Omid Malekan mengingatkan semua orang bahwa teknologi dapat memberikan transparansi dan efisiensi, tetapi tidak dapat menghilangkan risiko ekonomi yang nyata. Keamanan sistem on-chain terkait erat dengan peristiwa off-chain, nilai dan risiko RWA harus mempertimbangkan keduanya secara bersamaan.
Debat ini dengan baik mencerminkan risiko on-chain yang telah dibahas sebelumnya: baik fluktuasi harga aset maupun kerentanan keamanan kontrak pintar dapat dengan cepat diperbesar di atas rantai.
Empat, reaksi berantai dari pelanggaran kredit
Bayangkan sebuah skenario: sebuah platform kredit teknologi pertanian baru yang mengemas pinjaman untuk petani kecil senilai 200 juta dolar menjadi token, di mana setiap token mewakili sebagian kecil dari pendapatan pinjaman petani, dengan imbal hasil tahunan yang dinyatakan sebesar 6%-10%. Para investor menganggap token tersebut aman, dan mereka menggadaikannya di protokol pinjaman berbasis blockchain untuk mendapatkan imbal hasil tambahan.
Namun, dengan terjadinya kekeringan yang menyebabkan penurunan hasil di beberapa pertanian, beberapa pinjaman tidak terbayar. Oracle di blockchain hanya memperbarui harga sekali seminggu, token tetap menunjukkan stabilitas. Terdengar berita panik di pasar, beberapa investor mulai menjual. Mekanisme likuidasi di blockchain diaktifkan: robot secara otomatis menjual jaminan, semakin menekan harga token. Dalam beberapa menit, risiko pinjaman pertanian yang seharusnya muncul perlahan-lahan, diperbesar oleh mekanisme di blockchain menjadi gejolak pasar yang menyeluruh. Pertanian di dunia nyata masih ada, tetapi nilai dan kepercayaan token di blockchain telah goyah dalam sekejap.

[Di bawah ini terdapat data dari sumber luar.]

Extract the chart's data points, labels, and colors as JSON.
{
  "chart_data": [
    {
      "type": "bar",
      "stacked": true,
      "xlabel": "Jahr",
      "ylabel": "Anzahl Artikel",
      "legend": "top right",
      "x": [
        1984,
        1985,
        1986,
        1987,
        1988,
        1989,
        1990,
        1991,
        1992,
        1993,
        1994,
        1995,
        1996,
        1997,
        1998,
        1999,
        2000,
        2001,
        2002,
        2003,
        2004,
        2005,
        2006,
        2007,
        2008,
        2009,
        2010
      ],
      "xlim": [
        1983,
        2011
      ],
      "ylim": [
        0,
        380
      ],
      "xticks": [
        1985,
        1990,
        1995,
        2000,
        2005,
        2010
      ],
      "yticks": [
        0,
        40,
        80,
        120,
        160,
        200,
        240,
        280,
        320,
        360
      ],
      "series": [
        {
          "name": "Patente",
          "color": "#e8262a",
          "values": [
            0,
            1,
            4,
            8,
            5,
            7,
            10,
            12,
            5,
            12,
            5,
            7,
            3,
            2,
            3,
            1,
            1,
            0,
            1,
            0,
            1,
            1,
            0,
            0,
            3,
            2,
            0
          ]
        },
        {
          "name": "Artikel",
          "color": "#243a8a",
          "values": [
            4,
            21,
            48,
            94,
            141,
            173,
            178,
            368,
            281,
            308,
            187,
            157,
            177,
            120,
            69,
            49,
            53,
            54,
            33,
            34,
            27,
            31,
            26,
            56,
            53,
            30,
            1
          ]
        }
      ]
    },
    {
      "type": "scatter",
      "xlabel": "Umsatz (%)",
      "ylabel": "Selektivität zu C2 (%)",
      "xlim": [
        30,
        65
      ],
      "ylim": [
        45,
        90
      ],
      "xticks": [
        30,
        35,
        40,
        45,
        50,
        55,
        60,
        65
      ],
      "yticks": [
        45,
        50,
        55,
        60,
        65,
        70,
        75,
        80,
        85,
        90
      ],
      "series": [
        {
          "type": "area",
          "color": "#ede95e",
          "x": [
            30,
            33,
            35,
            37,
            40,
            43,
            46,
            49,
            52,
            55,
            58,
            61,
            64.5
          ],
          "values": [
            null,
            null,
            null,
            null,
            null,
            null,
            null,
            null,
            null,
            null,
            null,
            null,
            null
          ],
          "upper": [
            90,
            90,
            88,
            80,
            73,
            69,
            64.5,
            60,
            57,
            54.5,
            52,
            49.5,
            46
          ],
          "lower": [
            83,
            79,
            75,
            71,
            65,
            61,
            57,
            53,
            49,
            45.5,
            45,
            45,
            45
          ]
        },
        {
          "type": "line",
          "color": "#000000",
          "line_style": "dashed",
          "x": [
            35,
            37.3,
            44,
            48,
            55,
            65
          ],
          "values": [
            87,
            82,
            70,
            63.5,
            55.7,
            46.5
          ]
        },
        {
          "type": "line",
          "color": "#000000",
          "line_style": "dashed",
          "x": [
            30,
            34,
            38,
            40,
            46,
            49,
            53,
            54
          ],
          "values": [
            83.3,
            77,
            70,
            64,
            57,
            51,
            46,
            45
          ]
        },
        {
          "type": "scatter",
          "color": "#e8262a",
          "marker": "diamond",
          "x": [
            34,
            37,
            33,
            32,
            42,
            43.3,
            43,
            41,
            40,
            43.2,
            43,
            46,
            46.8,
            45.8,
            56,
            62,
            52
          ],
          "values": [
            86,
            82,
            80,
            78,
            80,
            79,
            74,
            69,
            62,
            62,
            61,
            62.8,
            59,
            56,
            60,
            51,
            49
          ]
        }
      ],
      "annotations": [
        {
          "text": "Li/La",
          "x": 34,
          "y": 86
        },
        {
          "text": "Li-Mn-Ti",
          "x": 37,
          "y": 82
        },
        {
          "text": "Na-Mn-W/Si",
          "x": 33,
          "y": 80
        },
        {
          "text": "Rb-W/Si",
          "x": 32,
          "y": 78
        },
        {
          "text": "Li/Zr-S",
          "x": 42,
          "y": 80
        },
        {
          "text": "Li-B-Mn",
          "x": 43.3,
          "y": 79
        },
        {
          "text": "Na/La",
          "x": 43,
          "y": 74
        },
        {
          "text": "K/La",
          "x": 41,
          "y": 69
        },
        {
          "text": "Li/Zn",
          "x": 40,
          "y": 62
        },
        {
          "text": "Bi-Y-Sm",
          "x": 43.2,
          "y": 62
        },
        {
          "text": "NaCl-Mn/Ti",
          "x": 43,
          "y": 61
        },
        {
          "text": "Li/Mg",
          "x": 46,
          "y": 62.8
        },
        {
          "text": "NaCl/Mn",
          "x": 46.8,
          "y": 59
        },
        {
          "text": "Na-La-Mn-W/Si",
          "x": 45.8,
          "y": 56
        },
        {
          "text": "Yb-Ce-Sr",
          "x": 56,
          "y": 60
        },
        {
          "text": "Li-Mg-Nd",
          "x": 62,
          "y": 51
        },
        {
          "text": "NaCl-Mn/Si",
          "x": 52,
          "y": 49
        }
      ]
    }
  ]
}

Skenario ini menunjukkan bahwa meskipun janji hasil tampak stabil, masalah ekonomi nyata masih dapat diperbesar dengan cepat melalui mekanisme on-chain, menciptakan reaksi berantai.
Lima, menyambut teknologi baru, menghadapi risiko secara langsung
RWA sebagai jembatan penghubung antara keuangan tradisional dan keuangan terdesentralisasi, memang membawa efisiensi, komposisi, dan peluang pendapatan baru. Kita tidak bisa terhenti karena khawatir akan krisis. Era digital membutuhkan pembangun, bukan pengamat.
Seiring dengan perbaikan regulasi dan teknologi, risiko RWA akan secara bertahap teratasi. Kamu yang belajar dan menerapkan teknologi baru adalah penggerak revolusi keuangan kali ini.